Talmadge Heflin, a budget expert with the conservative Texas Public Policy Foundation and a former legislator, said lawmakers should see last year’s budget cuts as a good start. He and other conservative groups have offered suggestions for ways the state could further trim expenses, including privatizing parts of the Texas Parks and Wildlife Department and eliminating the Texas Commission on the Arts.
“They didn’t cut everywhere they could,” Heflin said. “There are still a number of programs or agencies that could be reduced or eliminated.”
House Speaker Joe Straus has signaled an interest in using the state’s better financial position to make investments to prepare Texas for its more crowded future. The state is expected to grow from its current population of 26 million to 33 million by 2030, according to some estimates.
“Those of us who have been chosen to lead this state need to focus on the core functions of government so that Texas continues to be a place where businesses want to expand, where people have the opportunity to reach their full potential, even when there are 33 million of us here,” Straus said a luncheon of Austin business leaders last month. “To put it another way, we have to get serious about our future.”
In Monday’s announcement, Combs projected that the Texas economy would, adjusted for inflation, grow 3.4 percent in the 2013 fiscal year and in 2014 fiscal year. She predicted the state’s unemployment rate, currently at 6.8 percent, would average about 6 percent by 2015.
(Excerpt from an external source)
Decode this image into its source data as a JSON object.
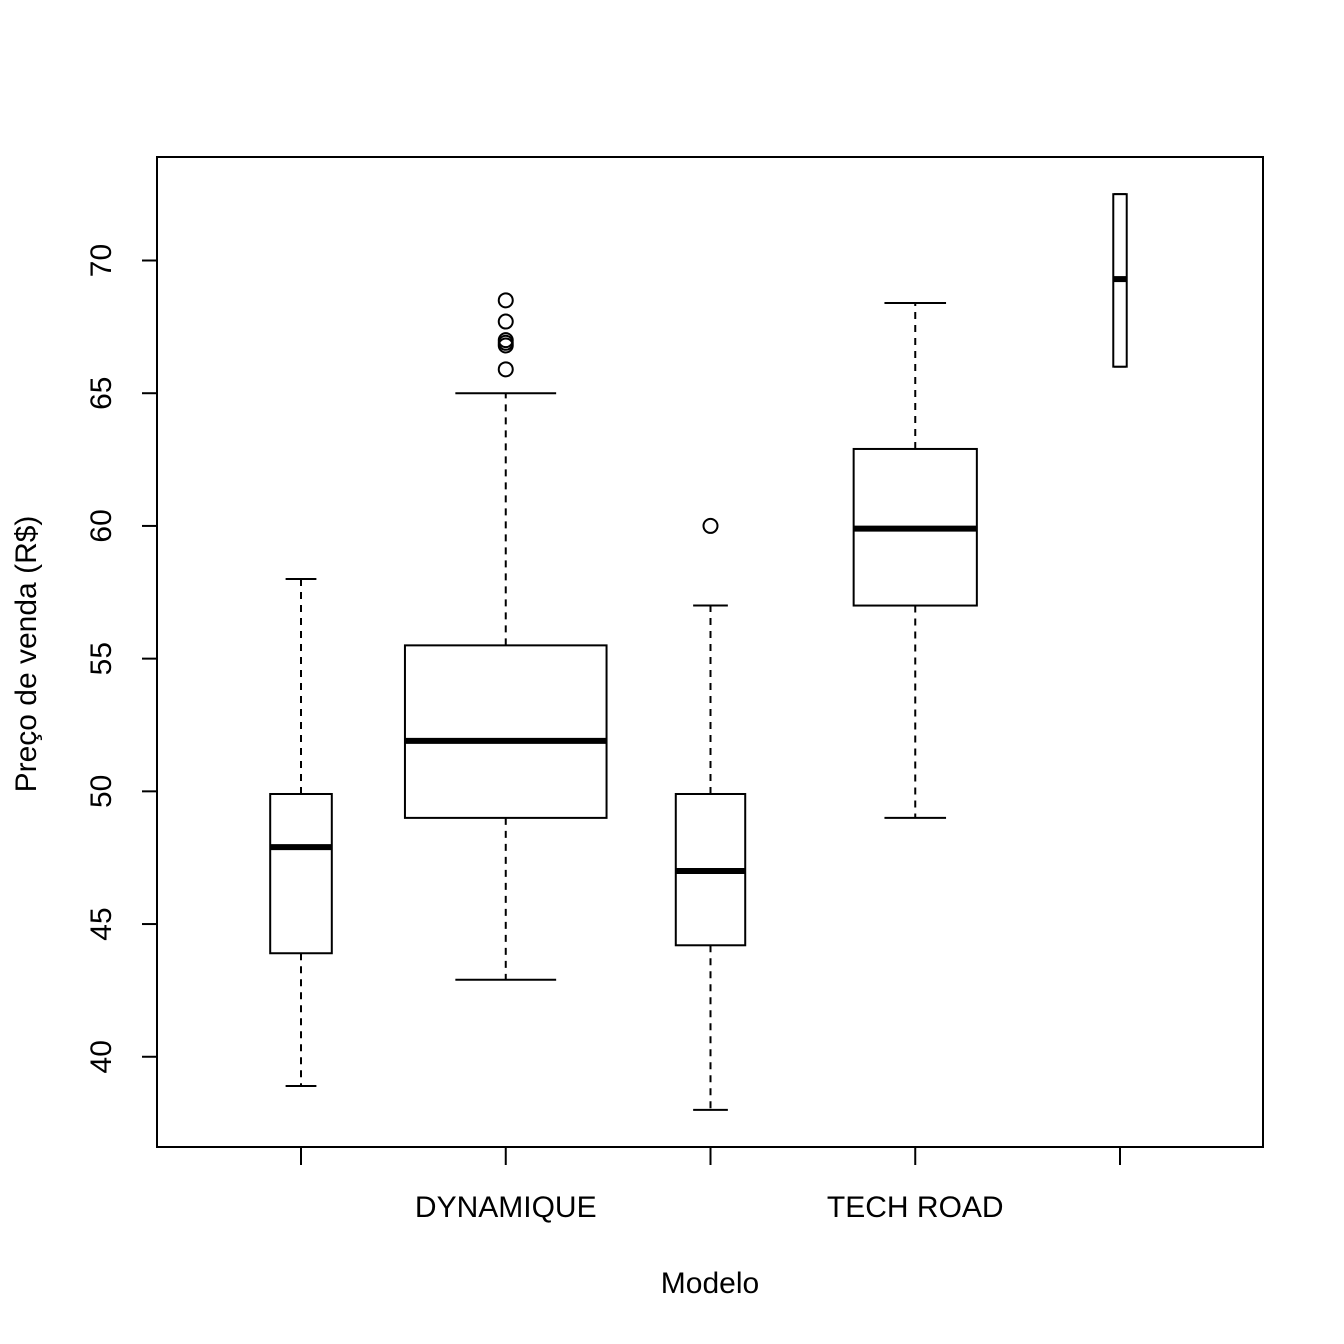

While she praised Texas lawmakers for passing conservative budgets, Combs said the state's booming oil and gas sector and a boost in motor vehicle sales contributed significantly to the rosy budget picture.
"Other states do not have some of these extra benefits," Combs said. "If you were in North Dakota, you would see a lot of the same picture. California, however, does not. It’s going to be very different state by state."
Combs urged the Legislature to not assume that the surpluses will keep coming. She recommended that lawmakers use the Rainy Day Fund for one-time expenses instead of recurring needs.
"What goes up must come down and what you have in the agricultural sector is you have droughts and rain and you can have financial droughts as well," Combs said. "It’s always best to be prepared for upturns and downturns.”